Comment des hockeyeurs québécois se sont-ils retrouvés sur des timbres de la Guyane, du Mozambique et de l’Éthiopie à leur insu ?

C’est une histoire complètement timbrée. « Me niaises-tu ? », m’a lancé l’agent Paul S. Hamel lorsque je lui ai appris que son client Maxim Noreau – qui a disputé six matchs dans la LNH – était en vedette sur des timbres légaux du Togo et de la Sierra Leone.

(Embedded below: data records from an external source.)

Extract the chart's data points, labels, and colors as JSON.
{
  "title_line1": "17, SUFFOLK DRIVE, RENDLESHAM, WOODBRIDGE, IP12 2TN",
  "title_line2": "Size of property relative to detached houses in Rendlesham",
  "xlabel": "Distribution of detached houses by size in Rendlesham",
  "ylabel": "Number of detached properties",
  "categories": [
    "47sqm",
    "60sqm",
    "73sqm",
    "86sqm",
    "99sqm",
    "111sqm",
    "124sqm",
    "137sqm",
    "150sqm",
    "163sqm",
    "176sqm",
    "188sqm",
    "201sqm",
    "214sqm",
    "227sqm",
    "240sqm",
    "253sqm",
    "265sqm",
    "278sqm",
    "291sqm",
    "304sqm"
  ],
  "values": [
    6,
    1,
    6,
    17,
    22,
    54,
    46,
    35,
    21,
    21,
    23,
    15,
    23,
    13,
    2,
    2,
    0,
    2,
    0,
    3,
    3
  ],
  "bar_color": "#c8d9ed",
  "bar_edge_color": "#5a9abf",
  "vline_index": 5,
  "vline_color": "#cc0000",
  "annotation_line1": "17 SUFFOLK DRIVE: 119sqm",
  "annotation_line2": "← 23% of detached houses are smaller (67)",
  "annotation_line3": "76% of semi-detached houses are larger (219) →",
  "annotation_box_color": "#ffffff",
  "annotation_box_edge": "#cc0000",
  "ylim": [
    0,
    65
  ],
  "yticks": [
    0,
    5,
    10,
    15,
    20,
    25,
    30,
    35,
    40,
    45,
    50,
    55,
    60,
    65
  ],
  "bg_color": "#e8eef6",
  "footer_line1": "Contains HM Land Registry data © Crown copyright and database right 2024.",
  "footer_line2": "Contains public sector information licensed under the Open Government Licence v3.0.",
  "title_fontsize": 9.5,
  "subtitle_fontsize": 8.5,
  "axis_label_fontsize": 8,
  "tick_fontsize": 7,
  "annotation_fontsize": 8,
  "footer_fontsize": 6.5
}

François Lacerte, étudiant en génie mécanique, a éclaté de rire lorsqu’il s’est vu sur un timbre illégal de l’Éthiopie, dans son vieil uniforme des Olympiques de Gatineau. « Je suis sur un timbre ? C’est tellement drôle. Ça va faire une bonne histoire à raconter à mes chums en fin de semaine ! »

Qui produit ces timbres ?

Des agences nationales de poste. Un sous-traitant lituanien. Des faussaires, aussi. En me perdant sur des sites spécialisés, j’ai découvert un monde surréaliste, dans lequel le Canadien et les Nordiques sont des nations participantes aux Jeux olympiques, et où une petite île des Antilles rend hommage à « Shi » Weber, Jeff « Pitry » et Karl Alzner – fautes incluses. C’est difficile de distinguer le vrai du faux. Essayons d’y voir plus clair.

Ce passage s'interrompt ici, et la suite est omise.